The 200,000-gallon tank is designed to fill when combined sewage and storm water floods into sewer lines from heavy rain or a fast snowmelt. After a storm has subsided, the tank slowly will send the excess water to the city sewage plant for treatment over the following 24 hours.
Lars Hendron, engineer for the wastewater department, said the tank is like a siding on a railroad. Excess water spills into the tank when it reaches a predetermined level, just as a rail siding stores extra rail cars.
Three overflow pipes coming from western areas of the city have been connected to the tank, which is part of state- and federally mandated cleanup of the Spokane River.
The total amount of combined sewage and storm water dumped into the river last year was estimated at 116 million gallons, significantly more than was recorded in each of the three previous years. The high volume was due mainly to a series of spring thunderstorms.
“It is probably the most visible type of pollution of the river,” said Dale Arnold, wastewater director for the city.

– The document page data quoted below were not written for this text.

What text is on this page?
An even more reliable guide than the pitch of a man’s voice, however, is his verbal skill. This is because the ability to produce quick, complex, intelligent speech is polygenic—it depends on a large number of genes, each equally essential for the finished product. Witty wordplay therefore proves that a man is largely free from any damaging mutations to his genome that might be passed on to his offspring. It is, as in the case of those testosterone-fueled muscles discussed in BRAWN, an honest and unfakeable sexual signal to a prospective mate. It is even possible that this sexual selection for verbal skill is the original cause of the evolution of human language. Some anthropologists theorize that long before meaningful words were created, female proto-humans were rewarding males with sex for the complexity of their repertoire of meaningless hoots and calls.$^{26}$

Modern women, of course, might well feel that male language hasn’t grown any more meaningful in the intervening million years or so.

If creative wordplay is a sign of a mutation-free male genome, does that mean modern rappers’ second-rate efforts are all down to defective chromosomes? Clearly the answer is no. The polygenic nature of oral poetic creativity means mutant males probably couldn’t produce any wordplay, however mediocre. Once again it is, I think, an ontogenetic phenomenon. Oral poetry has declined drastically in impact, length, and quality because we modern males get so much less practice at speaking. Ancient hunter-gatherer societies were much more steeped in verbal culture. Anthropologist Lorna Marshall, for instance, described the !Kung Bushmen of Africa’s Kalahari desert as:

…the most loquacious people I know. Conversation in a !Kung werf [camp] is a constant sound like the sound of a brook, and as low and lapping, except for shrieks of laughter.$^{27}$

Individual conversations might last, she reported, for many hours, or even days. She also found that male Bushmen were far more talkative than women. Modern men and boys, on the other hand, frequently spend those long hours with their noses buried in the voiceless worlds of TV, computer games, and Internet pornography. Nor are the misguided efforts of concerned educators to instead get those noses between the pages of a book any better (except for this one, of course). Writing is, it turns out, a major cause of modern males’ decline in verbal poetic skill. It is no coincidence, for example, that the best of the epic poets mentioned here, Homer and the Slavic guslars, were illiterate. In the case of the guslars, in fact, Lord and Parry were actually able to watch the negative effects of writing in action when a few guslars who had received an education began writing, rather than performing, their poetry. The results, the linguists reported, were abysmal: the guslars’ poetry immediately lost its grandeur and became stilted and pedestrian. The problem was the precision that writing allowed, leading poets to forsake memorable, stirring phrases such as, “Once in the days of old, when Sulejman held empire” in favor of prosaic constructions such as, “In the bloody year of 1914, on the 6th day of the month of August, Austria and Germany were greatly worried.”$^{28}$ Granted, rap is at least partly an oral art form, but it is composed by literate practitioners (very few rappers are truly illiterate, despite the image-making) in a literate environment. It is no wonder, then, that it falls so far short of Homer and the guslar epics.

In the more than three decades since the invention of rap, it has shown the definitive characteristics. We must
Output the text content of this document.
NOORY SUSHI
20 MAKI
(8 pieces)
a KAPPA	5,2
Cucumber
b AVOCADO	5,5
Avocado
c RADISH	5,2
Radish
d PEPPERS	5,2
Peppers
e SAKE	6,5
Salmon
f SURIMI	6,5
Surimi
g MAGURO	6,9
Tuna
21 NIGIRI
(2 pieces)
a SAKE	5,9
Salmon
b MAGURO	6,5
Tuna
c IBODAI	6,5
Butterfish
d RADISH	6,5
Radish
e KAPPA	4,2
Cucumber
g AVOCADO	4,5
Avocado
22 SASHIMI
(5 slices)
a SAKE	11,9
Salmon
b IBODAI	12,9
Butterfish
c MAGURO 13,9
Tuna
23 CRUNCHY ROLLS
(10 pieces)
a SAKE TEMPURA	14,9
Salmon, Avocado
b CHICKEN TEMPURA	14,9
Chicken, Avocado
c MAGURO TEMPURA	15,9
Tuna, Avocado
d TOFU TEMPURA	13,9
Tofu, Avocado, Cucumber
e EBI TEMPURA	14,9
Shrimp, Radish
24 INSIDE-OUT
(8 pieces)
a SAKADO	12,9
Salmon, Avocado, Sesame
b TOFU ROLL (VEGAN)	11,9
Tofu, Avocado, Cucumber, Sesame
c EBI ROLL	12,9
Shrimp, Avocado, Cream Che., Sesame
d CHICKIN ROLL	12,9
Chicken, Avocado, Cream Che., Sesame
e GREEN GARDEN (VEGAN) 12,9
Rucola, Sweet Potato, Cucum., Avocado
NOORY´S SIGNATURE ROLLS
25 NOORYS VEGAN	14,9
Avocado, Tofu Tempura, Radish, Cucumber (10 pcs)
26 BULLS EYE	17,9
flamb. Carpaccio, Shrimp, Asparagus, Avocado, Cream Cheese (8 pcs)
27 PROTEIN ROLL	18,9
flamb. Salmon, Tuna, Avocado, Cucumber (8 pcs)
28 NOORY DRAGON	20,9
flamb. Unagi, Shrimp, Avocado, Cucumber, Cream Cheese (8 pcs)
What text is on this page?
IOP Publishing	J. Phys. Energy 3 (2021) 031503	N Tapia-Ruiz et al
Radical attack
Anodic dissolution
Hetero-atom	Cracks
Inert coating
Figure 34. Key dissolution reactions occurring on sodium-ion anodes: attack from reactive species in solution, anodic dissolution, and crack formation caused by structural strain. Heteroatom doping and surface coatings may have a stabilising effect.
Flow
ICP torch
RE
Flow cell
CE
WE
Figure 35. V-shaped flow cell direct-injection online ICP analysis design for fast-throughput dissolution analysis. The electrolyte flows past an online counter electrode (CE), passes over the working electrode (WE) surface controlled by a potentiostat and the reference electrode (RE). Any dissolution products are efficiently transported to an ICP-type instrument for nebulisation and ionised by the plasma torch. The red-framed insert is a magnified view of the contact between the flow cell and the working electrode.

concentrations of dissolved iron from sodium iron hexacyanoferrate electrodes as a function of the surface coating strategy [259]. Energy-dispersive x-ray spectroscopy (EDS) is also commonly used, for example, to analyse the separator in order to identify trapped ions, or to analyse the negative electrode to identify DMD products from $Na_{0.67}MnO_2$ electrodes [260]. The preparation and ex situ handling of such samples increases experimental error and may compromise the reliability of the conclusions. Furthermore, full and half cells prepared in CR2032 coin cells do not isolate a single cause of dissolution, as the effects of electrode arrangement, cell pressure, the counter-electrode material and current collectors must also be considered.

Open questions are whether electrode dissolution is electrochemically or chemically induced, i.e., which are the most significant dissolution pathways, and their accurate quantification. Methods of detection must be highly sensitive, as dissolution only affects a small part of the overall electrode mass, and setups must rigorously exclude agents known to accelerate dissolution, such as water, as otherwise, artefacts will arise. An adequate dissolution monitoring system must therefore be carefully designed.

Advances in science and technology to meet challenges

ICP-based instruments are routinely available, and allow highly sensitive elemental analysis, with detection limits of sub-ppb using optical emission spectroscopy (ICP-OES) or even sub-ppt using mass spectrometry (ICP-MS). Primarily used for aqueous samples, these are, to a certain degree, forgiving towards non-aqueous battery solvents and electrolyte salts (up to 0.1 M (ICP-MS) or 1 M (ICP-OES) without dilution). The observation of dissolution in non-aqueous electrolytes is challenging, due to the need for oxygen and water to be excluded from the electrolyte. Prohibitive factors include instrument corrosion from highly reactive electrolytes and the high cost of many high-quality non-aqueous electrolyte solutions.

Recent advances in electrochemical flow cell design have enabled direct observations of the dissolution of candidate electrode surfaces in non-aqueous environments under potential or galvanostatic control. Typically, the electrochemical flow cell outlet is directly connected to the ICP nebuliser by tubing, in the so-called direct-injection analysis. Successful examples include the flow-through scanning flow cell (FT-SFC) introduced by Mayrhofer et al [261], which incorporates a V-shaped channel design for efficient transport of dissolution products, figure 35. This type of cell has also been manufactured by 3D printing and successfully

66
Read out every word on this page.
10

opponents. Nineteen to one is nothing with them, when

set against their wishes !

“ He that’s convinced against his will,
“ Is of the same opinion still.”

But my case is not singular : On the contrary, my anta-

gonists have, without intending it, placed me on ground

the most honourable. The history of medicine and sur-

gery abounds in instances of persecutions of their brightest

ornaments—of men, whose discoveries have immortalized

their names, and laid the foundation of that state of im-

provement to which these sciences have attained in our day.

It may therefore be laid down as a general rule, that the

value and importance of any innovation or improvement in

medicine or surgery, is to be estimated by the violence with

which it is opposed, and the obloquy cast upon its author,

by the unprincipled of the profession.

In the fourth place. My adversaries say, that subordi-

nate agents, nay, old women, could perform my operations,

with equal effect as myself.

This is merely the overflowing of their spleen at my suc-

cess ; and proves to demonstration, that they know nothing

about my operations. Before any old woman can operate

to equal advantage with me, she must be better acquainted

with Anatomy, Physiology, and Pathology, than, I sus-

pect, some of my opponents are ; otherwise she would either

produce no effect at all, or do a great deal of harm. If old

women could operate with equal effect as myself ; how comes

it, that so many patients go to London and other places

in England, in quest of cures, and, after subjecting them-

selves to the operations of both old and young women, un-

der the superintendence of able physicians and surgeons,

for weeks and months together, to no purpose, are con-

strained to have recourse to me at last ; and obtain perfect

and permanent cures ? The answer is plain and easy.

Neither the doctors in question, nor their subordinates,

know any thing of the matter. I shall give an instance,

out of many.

Hendron described the problem “as a holdover from the pioneer days.” Many sewers in Spokane are a century old.
Prior to construction of the city’s sewage-treatment plant in 1958, sewage was dumped directly into the Spokane River. Sewers also carried storm water. In some parts of the city, primarily on the North Side, storm sewers were separated from sanitary sewers in the mid-1980s to reduce the combined wastewater releases.
But combined sewers still serve the south and east portions of the city, as well as some locations on the North Side.
Combined sewers are vulnerable to overflows during storms. The excess wastewater and storm water are intentionally diverted to the river during high flows to protect the wastewater plant and its lines from being flooded.
The anti-pollution goal is to reduce combined sewer releases into the Spokane River to only one spill every two years, on average. CTE Engineers Inc., with an office in Spokane, was hired for design. Clearwater Construction Co. of Airway Heights installed the tank. Total cost of the project at High Bridge Park was $2.3 million.
Funding is coming through sewer fees and a rate stabilization fund charge collected on monthly utility bills.
At least two dozen more tanks are to be installed with up to 5 million gallons capacity in the largest of them. Locations under consideration include the former Playfair Race Course, Pettet Drive overlooking the river, and Downriver Golf Course.
The tanks will be installed below ground, and the locations are expected to include public improvements, including possible park facilities.
The tank project at High Bridge Park included parking lot improvements and installation of water and power to the site. Those utilities can be used if a white-water park is built in the river near the combined sewer overflow tank.
The tank was designed with no pumps or wiring. It will operate with hydraulics and uses the flow of water to flush itself clean, Hendron said. The design also prevents floating waste from reaching the river.
City officials wanted to build smaller tanks first. The first tank was completed in 2003 at Felts Field. Engineers are going to study the smaller tanks’ operation to make sure that the designs will work for larger tanks. Included in the design is an estimate of the volume of water that can be expected in a typical downpour, Arnold said.